Learning about tree-based dependency management for a team project developed in Python using pipdeptree


Dependency management is important, as packages depend on versions of other core packages in order to run as intended. Typically in a Python project, dependencies are downloaded using a requirements.txt file, which lists the packages and their dependencies as a flat file. While the package versions are included in the requirements.txt file, the dependency relationships are not explicitly stated. Determining the dependency relationships between packages using requirements.txt often requires “reverse engineering” in the form of tracing the dependencies of each installed package and figuring out why pip installed certain packages (since pip does the work of resolving package dependencies when installing packages).

While searching for ways to resolve the multiple requirements.txt files from my colleages within a team project, I stumbled across pipdeptree, a command-line utility for displaying installed Python packages in the form of a dependency tree. The output is displayed in a tree-based format instead of a flat list, showing the dependency relationships between installed Python packages and their associated dependencies.

Using pipdeptree for dependency management

To install pipdeptree, use the following command:

pip install pipdeptree

or, if you prefer to use conda:

conda install -c conda-forge pipdeptree

In order to be able to manage dependencies within virtual environments, pipdeptree has to be installed within each individual virtual environment. If you are starting a new virtual environment for a project and would like to use pipdeptree for dependency management, you would have to install pipdeptree in that new virtual environment.

Dependency tree output

To view the dependency tree of every installed package within the virtual environment:

pipdeptree

To view the dependency tree of a particular package e.g. pandas, the flag -p or --packages is used:

pipdeptree -p pandas

To view the reverse dependency tree - the packages that are dependent on every installed package within the virtual environment, the flag -r or --reverse is used:

pipdeptree -r

Sometimes we may prefer to have the dependency tree displayed as json representation to be used as input to other external tools. In this case, the flag j or --json outputs a flat list of all packages with their immediate dependencies, while the flag --json-tree outputs a nested json representing the dependency relationships between packages.

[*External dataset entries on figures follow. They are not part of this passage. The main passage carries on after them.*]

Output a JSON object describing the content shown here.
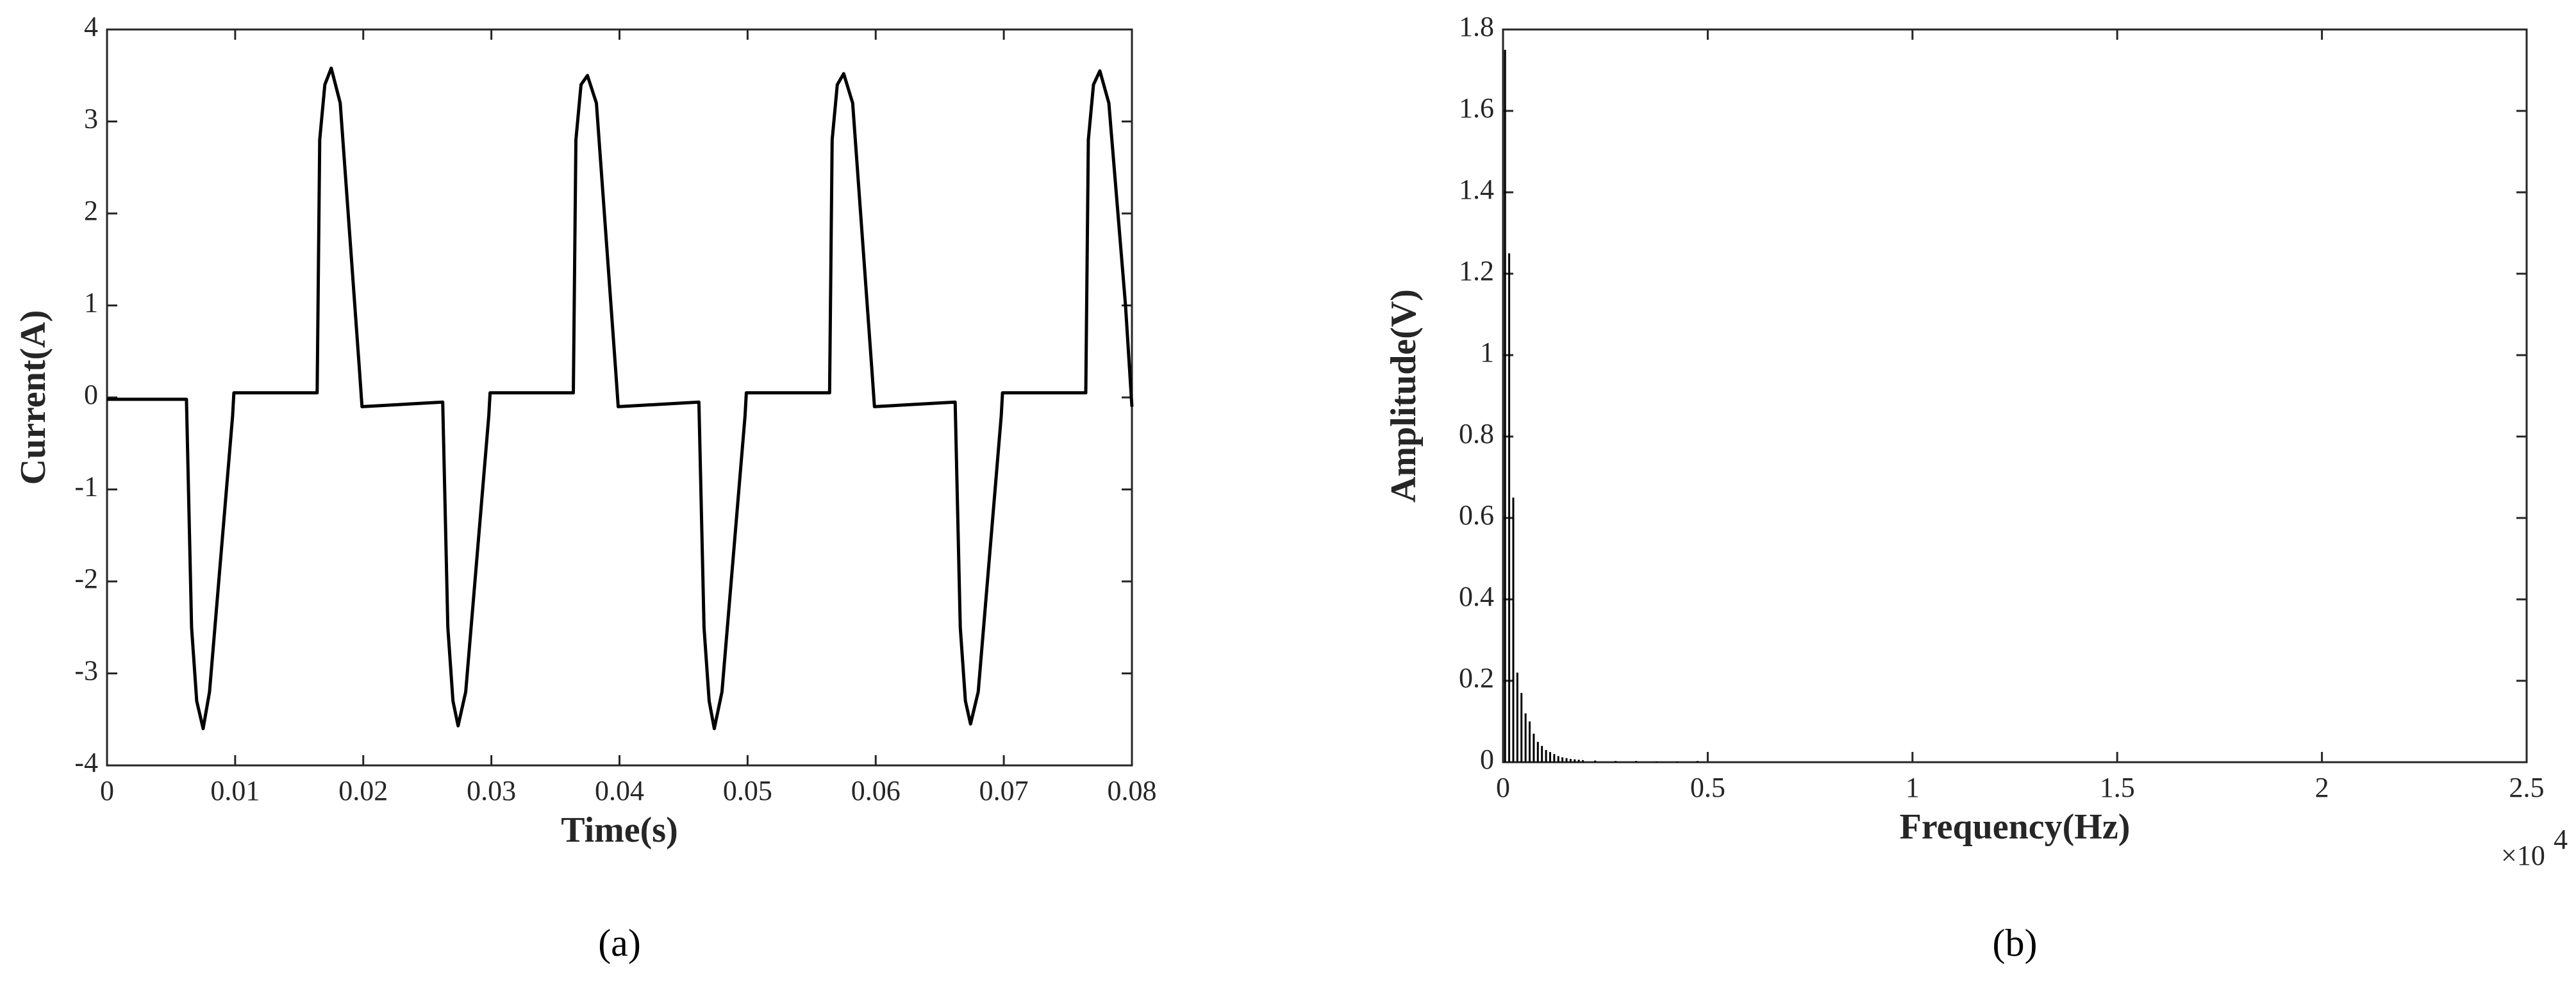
{
  "chart_data": [
    {
      "type": "line",
      "xlabel": "Time(s)",
      "ylabel": "Current(A)",
      "caption": "(a)",
      "color": "#000000",
      "x": [
        0.0,
        0.0062,
        0.0066,
        0.007,
        0.0075,
        0.008,
        0.0098,
        0.0099,
        0.0164,
        0.0166,
        0.017,
        0.0175,
        0.0182,
        0.0197,
        0.0199,
        0.0262,
        0.0266,
        0.027,
        0.0274,
        0.028,
        0.0298,
        0.0299,
        0.0364,
        0.0366,
        0.037,
        0.0375,
        0.0382,
        0.0397,
        0.0399,
        0.0462,
        0.0466,
        0.047,
        0.0474,
        0.048,
        0.0498,
        0.0499,
        0.0564,
        0.0566,
        0.057,
        0.0575,
        0.0582,
        0.0597,
        0.0599,
        0.0662,
        0.0666,
        0.067,
        0.0674,
        0.068,
        0.0698,
        0.0699,
        0.0764,
        0.0766,
        0.077,
        0.0775,
        0.0782,
        0.0795,
        0.08
      ],
      "values": [
        -0.02,
        -0.02,
        -2.5,
        -3.3,
        -3.6,
        -3.2,
        -0.2,
        0.05,
        0.05,
        2.8,
        3.4,
        3.58,
        3.2,
        0.3,
        -0.1,
        -0.05,
        -2.5,
        -3.3,
        -3.57,
        -3.2,
        -0.2,
        0.05,
        0.05,
        2.8,
        3.4,
        3.5,
        3.2,
        0.3,
        -0.1,
        -0.05,
        -2.5,
        -3.3,
        -3.6,
        -3.2,
        -0.2,
        0.05,
        0.05,
        2.8,
        3.4,
        3.52,
        3.2,
        0.3,
        -0.1,
        -0.05,
        -2.5,
        -3.3,
        -3.55,
        -3.2,
        -0.2,
        0.05,
        0.05,
        2.8,
        3.4,
        3.55,
        3.2,
        1.0,
        -0.1
      ],
      "xlim": [
        0,
        0.08
      ],
      "xticks": [
        0,
        0.01,
        0.02,
        0.03,
        0.04,
        0.05,
        0.06,
        0.07,
        0.08
      ],
      "ylim": [
        -4,
        4
      ],
      "yticks": [
        -4,
        -3,
        -2,
        -1,
        0,
        1,
        2,
        3,
        4
      ]
    },
    {
      "type": "bar",
      "xlabel": "Frequency(Hz)",
      "ylabel": "Amplitude(V)",
      "caption": "(b)",
      "color": "#000000",
      "x_multiplier": "×10",
      "x_multiplier_exponent": "4",
      "x": [
        50,
        150,
        250,
        350,
        450,
        550,
        650,
        750,
        850,
        950,
        1050,
        1150,
        1250,
        1350,
        1450,
        1550,
        1650,
        1750,
        1850,
        1950,
        2250,
        2750,
        3250,
        3750,
        4250,
        4750
      ],
      "values": [
        1.75,
        1.25,
        0.65,
        0.22,
        0.17,
        0.12,
        0.1,
        0.07,
        0.05,
        0.04,
        0.03,
        0.025,
        0.02,
        0.015,
        0.012,
        0.01,
        0.008,
        0.007,
        0.006,
        0.005,
        0.004,
        0.003,
        0.003,
        0.002,
        0.002,
        0.003
      ],
      "xlim": [
        0,
        25000
      ],
      "xticks": [
        0,
        {
          "value": 5000,
          "label": "0.5"
        },
        {
          "value": 10000,
          "label": "1"
        },
        {
          "value": 15000,
          "label": "1.5"
        },
        {
          "value": 20000,
          "label": "2"
        },
        {
          "value": 25000,
          "label": "2.5"
        }
      ],
      "ylim": [
        0,
        1.8
      ],
      "yticks": [
        0,
        0.2,
        0.4,
        0.6,
        0.8,
        1,
        1.2,
        1.4,
        1.6,
        1.8
      ]
    }
  ]
}
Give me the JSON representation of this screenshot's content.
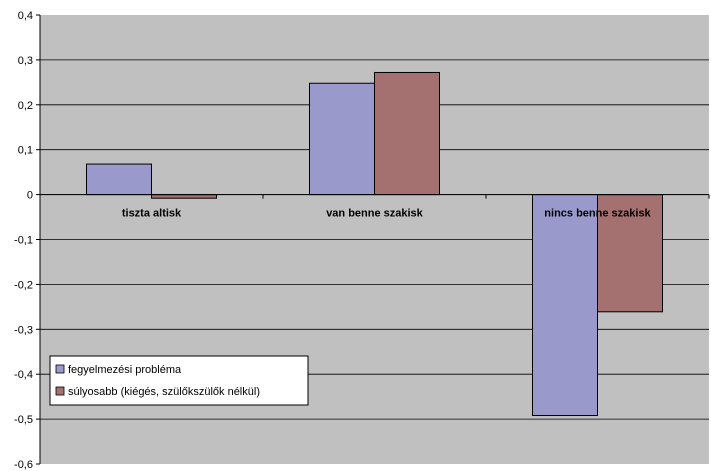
{
  "chart_data": {
    "type": "bar",
    "categories": [
      "tiszta altisk",
      "van benne szakisk",
      "nincs benne szakisk"
    ],
    "series": [
      {
        "name": "fegyelmezési probléma",
        "values": [
          0.068,
          0.248,
          -0.492
        ],
        "color": "#9999cc"
      },
      {
        "name": "súlyosabb (kiégés, szülőkszülők nélkül)",
        "values": [
          -0.008,
          0.272,
          -0.261
        ],
        "color": "#a57070"
      }
    ],
    "yticks": [
      "0,4",
      "0,3",
      "0,2",
      "0,1",
      "0",
      "-0,1",
      "-0,2",
      "-0,3",
      "-0,4",
      "-0,5",
      "-0,6"
    ],
    "ylim": [
      -0.6,
      0.4
    ],
    "title": "",
    "xlabel": "",
    "ylabel": "",
    "grid": true,
    "plot_background": "#c0c0c0",
    "legend_position": "bottom-left"
  }
}
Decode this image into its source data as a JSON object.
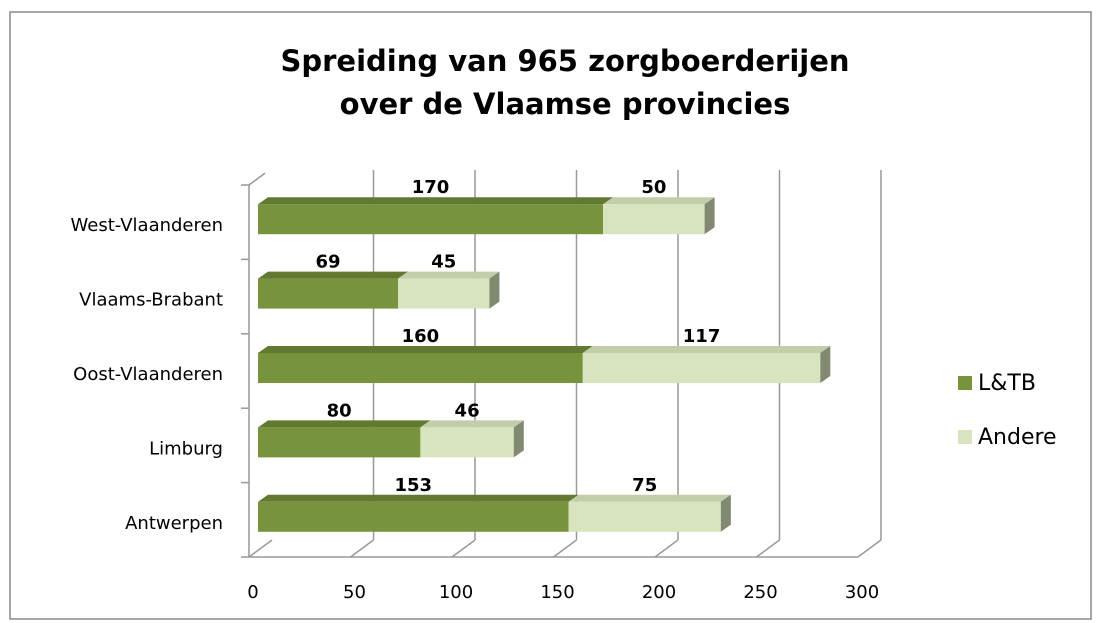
{
  "chart_data": {
    "type": "bar",
    "orientation": "horizontal",
    "stacked": true,
    "three_d": true,
    "title": "Spreiding van 965 zorgboerderijen over de Vlaamse provincies",
    "categories": [
      "Antwerpen",
      "Limburg",
      "Oost-Vlaanderen",
      "Vlaams-Brabant",
      "West-Vlaanderen"
    ],
    "series": [
      {
        "name": "L&TB",
        "color": "#77933c",
        "values": [
          153,
          80,
          160,
          69,
          170
        ]
      },
      {
        "name": "Andere",
        "color": "#d7e4bd",
        "values": [
          75,
          46,
          117,
          45,
          50
        ]
      }
    ],
    "xlim": [
      0,
      300
    ],
    "xticks": [
      0,
      50,
      100,
      150,
      200,
      250,
      300
    ],
    "grid": true,
    "legend": "right"
  }
}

pipdeptree --json       # for immediate dependencies

pipdeptree --json-tree  # for nested dependencies

To lay out the dependency graph, GraphViz is required in both the command-line interface and the virtual environment. The available output formats are dot, jpeg, pdf, png and svg. For example, if I would like to output my dependency graph in pdf, I use the following command:

pipdeptree --graph-output pdf > dependencies.pdf

Installing Graphviz in virtual environment

First, I installed Graphviz on Ubuntu 18.04 LTS Windows Subsystem for Linux (WSL) using apt-get install by using the following command:

sudo apt-get update

sudo apt-get install graphviz

Next, I installed graphviz for Python using conda:

conda install graphviz

As of now, I have yet to get Grahpviz running successfully on Windows + Anaconda, but I will try setting up Graphviz on Windows to work with pipdeptree when I have the time. Nevertheless, Graphviz works smoothly on Ubuntu 18.04 LTS WSL, so my current dependency management workflow is now on pip + venv + pipdeptree - and it works pretty smoothly without additional packages that conda installs in environments!

References

  1. pipdeptree . PyPI
  2. pipdeptree :: Anaconda Cloud
  3. Using pipdeptree in a virtualenv
Written on October 13, 2019